By D. Lyn Hunter, Public Affairs

 

blues park

Overview of the installation "Landscape in Blue", created by landscape architecture chair Walter Hood.


16 August 2001 | West Oakland, for many Bay Area residents, is little more than a blur of run-down buildings viewed from a speeding BART train. But Walter Hood, chair of the Landscape Architecture department, sees a thriving neighborhood that is rich in history.

And when asked by the San Francisco Museum of Modern Art to participate in its “Revelatory Landscape” show this past spring, Hood chose West Oakland as his canvas, hoping to call attention to what the neighborhood once was, and now is.

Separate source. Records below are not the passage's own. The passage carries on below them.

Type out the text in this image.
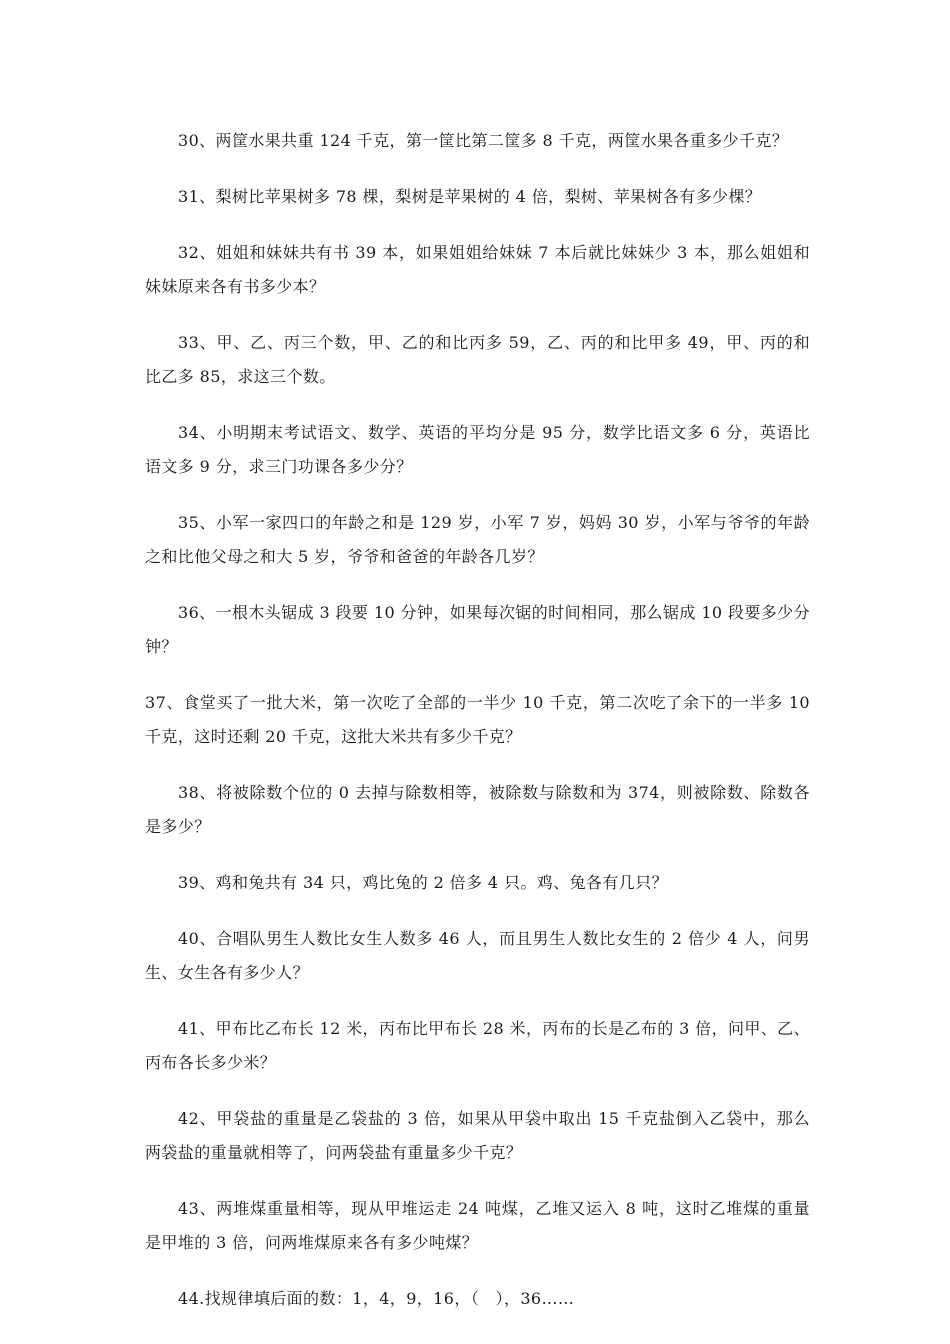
30、两筐水果共重 124 千克，第一筐比第二筐多 8 千克，两筐水果各重多少千克？

31、梨树比苹果树多 78 棵，梨树是苹果树的 4 倍，梨树、苹果树各有多少棵？

32、姐姐和妹妹共有书 39 本，如果姐姐给妹妹 7 本后就比妹妹少 3 本，那么姐姐和妹妹原来各有书多少本？

33、甲、乙、丙三个数，甲、乙的和比丙多 59，乙、丙的和比甲多 49，甲、丙的和比乙多 85，求这三个数。

34、小明期末考试语文、数学、英语的平均分是 95 分，数学比语文多 6 分，英语比语文多 9 分，求三门功课各多少分？

35、小军一家四口的年龄之和是 129 岁，小军 7 岁，妈妈 30 岁，小军与爷爷的年龄之和比他父母之和大 5 岁，爷爷和爸爸的年龄各几岁？

36、一根木头锯成 3 段要 10 分钟，如果每次锯的时间相同，那么锯成 10 段要多少分钟？

37、食堂买了一批大米，第一次吃了全部的一半少 10 千克，第二次吃了余下的一半多 10 千克，这时还剩 20 千克，这批大米共有多少千克？

38、将被除数个位的 0 去掉与除数相等，被除数与除数和为 374，则被除数、除数各是多少？

39、鸡和兔共有 34 只，鸡比兔的 2 倍多 4 只。鸡、兔各有几只？

40、合唱队男生人数比女生人数多 46 人，而且男生人数比女生的 2 倍少 4 人，问男生、女生各有多少人？

41、甲布比乙布长 12 米，丙布比甲布长 28 米，丙布的长是乙布的 3 倍，问甲、乙、丙布各长多少米？

42、甲袋盐的重量是乙袋盐的 3 倍，如果从甲袋中取出 15 千克盐倒入乙袋中，那么两袋盐的重量就相等了，问两袋盐有重量多少千克？

43、两堆煤重量相等，现从甲堆运走 24 吨煤，乙堆又运入 8 吨，这时乙堆煤的重量是甲堆的 3 倍，问两堆煤原来各有多少吨煤？

44.找规律填后面的数：1，4，9，16，（　），36……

“The Seventh Street corridor was the center of town for Oakland’s African-American community in the early part of the last century,” said Hood, himself a West Oakland resident. “It was a hub of activity, with blues bars, jazz clubs, shops, and train and ferry terminals.”

But starting in the 1960s, more than two-thirds of the district was torn down to make room for highway projects, a BART station and tracks, and a massive postal processing center. These physical transformations changed the fabric of the neighborhood, Hood explained.

“The landscape is now dominated by fallow, empty spaces,” he said. “If this kind of work had happened in a downtown area or in the suburbs, you can bet it wouldn’t have been left like this.”

These idle tracts of land have been temporarily transformed by Hood and several of his graduate students, with help from artist Doug Hollis.

Inspired by the roots music that once floated out of clubs in the area, they created “Landscape in Blue,” an outdoor art project funded by the museum and Berkeley’s Institute for Urban and Regional Development.

Through extensive research, the team discovered old plans of the district — including maps used by fire insurance companies — and historical information about the prominent citizens who once inhabited this community.

Using this lore, they constructed three components of an art installation.

Beneath the BART tracks, 24 individually designed and constructed “blues” benches — with posters on the back “advertising” the area’s legendary music scene, activists and events — mark the site of a former neighborhood church.

Near the post office, 12 low wooden walls — representing the 12-bar pattern of blues music — partially outline the foundations where a building once stood.

Finally, reflective material applied to the concrete columns that support the BART tracks cast ghostly images of the decaying structures that populate the area.

“The designs are meant to expose and interpret what exists rather than obscure what is really there,” said Hood. “We tried to illuminate without being judgmental, melding the past with the present.”

Community groups were excited by the installation and its focus on the neighborhood, according to Hood. Several residents stopped by during construction to try out the benches and ask questions. A few were suspicious that the mirrors on the BART columns were some sort of police surveillance system, Hood recalled.

The project, on display through Oct. 14, provided a unique opportunity for Hood’s graduate students to learn more about creating public works.

“It helps educate students on how to build within a context, within a real-world environment,” he said.

Some of the pieces, particularly the benches, have fallen victim to vandalism, an occurrence that doesn’t particularly surprise or bother Hood.

“People are shaped by their environment,” he said. “Many residents here have grown accustomed to the bleakness of their landscape, so (they) feel little or no sense of neighborhood pride.”

Because of this disenfranchisement, he added, it’s hard to respect objects that others have placed here.

“This is a real challenge for designers: to find the linchpin that motivates residents of neglected areas to take ownership of and nurture their environment,” said Hood. “Hopefully, our project will spur the people of West Oakland to consider how they feel about their space.”